それは彼女の優しさか、有るべき姿に戻したと言うだけの几帳面さからなのか、天來と下校出来た弾む気持ちからか、それはその時の本人でなければ分かり得ないけれど、なにせ遊坐ちゃんはお稲荷様の頭を元の位置に戻したのだ。
「遊坐はこう言った話は余り信じていない方なのですが…それからおかしな事が度々起こるようになりました。」
「おかしな事?」
僕は聞き返しながら遊坐ちゃんの背後に座るお稲荷様を見る。その笑顔を崩すこと無く、彼女の髪を指で掬いくるくると自身の指に絡めて遊んでいた。
「ちっ!鬱陶しい…!」
視えてはいない様だがその気配を微かに感じるのか、遊坐ちゃんは顔を顰めながら触られていた辺りの髪をパンッと手で払った。僕の心中が穏やかで無くなりそうだった。七尾とは言え、お稲荷様である。
まだ七本。もう七本。既に七本。
それだけの尾がある狐ならば、地位もそこそこにかなり長い間その神社に祀られていた上位クラスの神様だろう。その神である狐に対して"鬱陶しい"の一言を放つとは。末恐ろしい。お稲荷様は未だ笑顔なので別に良いけれど。笑顔所かコロコロと声を出して笑っている。
「とまぁ、こんな風に誰も居ないのに妙な気配を感じる事もありますし…何より不思議なのは、遊坐の身の回りの世話をしてくると言う点です。」
「世話だって?」
お稲荷様は遊坐ちゃんの呑んでいたカモミールティーに手を添えた。あ、これ…もしかして冷めたから温め直してる?
「はい。自宅に帰れば暖められたスリッパ、部屋に入ればメイキングされたベッド、その上に置かれた部屋着、制服はアイロンがけされたかの様にピシッとしていますし、お風呂から上がった時にはふわふわのタオル。
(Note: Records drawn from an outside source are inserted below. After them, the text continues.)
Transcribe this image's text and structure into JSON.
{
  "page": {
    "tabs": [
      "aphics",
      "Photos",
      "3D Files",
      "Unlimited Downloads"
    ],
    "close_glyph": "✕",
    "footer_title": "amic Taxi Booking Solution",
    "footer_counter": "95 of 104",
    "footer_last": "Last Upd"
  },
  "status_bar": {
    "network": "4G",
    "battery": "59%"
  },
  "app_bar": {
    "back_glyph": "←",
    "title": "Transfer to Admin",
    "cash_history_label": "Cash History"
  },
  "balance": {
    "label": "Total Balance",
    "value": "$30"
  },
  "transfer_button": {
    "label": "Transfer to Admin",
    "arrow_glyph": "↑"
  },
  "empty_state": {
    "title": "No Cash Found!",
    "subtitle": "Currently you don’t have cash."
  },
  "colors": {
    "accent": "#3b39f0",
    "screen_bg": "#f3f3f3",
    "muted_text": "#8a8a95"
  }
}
付けっぱなしで寝た筈なのに、起きた時には消えているテレビ。」
「うわーーー…凄い過保護。」
「正直、果てしなく気持ち悪かったので罵詈雑言を吐き散らしましたが…」
「う、うん。」
「止むどころか、次の日からは学園の宿題までしてくれるようになりました。」
えぇーなにそれ羨ま。
背後のお稲荷様は褒められていると勘違いしているのか、時々照れた様な表情を浮かべながら顔を赤らめていた。何してるんだよこのお稲荷様。
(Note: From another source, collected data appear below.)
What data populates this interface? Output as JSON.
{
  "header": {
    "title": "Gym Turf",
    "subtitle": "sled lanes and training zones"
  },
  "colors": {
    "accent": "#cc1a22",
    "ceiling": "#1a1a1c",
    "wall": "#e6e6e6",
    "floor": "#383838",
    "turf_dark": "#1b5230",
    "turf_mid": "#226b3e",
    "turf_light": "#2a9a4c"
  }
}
「まぁ確かにこれと言って害は無いのですが、知らないキモデブおやじが常に私の事を視姦しつつ世話を焼いていると思うと気持ち悪くて虫唾が走るんです。」
大丈夫です。遊坐ちゃんの後ろにいるのは、とても綺麗で真っ白なお稲荷様です。
「反吐が出ます。仮にも100000000000歩譲って居るなら居るで家賃位は払って頂きたい。それが無理なら、せめてどんな薄汚い家無し甲斐性無しが遊坐に付き纏っているのか知りたいんです。」
一体全体、何歩譲ればこんな途方も無い話が出来るのだろうか。輝くほど白く美しいお稲荷様とは反対に、奈落のようにどす黒く毒々しい娘である。きっとこのお稲荷様は遊坐ちゃんに稲荷像の頭を直して貰ったから彼女に憑いているのだろうけれど、ここまで言われても笑顔を崩さすそんな彼女でさえ愛おしと言わんばかりに見つめているのは如何してだろう。それ程の恩義を感じるほど、このお稲荷様にとって重要な出来事だったのだろうか?そればかりは本人に聞かなくては分からない。この満面の笑みからは喜びと慈しむ感情しか読み取る事が出来ない。
「そうだな…とりあえず誤認識があるから一つ正そうか?」
「この遊坐が何か間違っていると?」
「"アメ横"を"アメリカ横丁"だと勘違いしているくらいの大間違いだよ。遊坐ちゃんに憑いているのは、ぺドフィリアのキモデブおっさんでも家無し価値無し甲斐性無しでも無く───とても美しくて綺麗なお稲荷様なんだから。」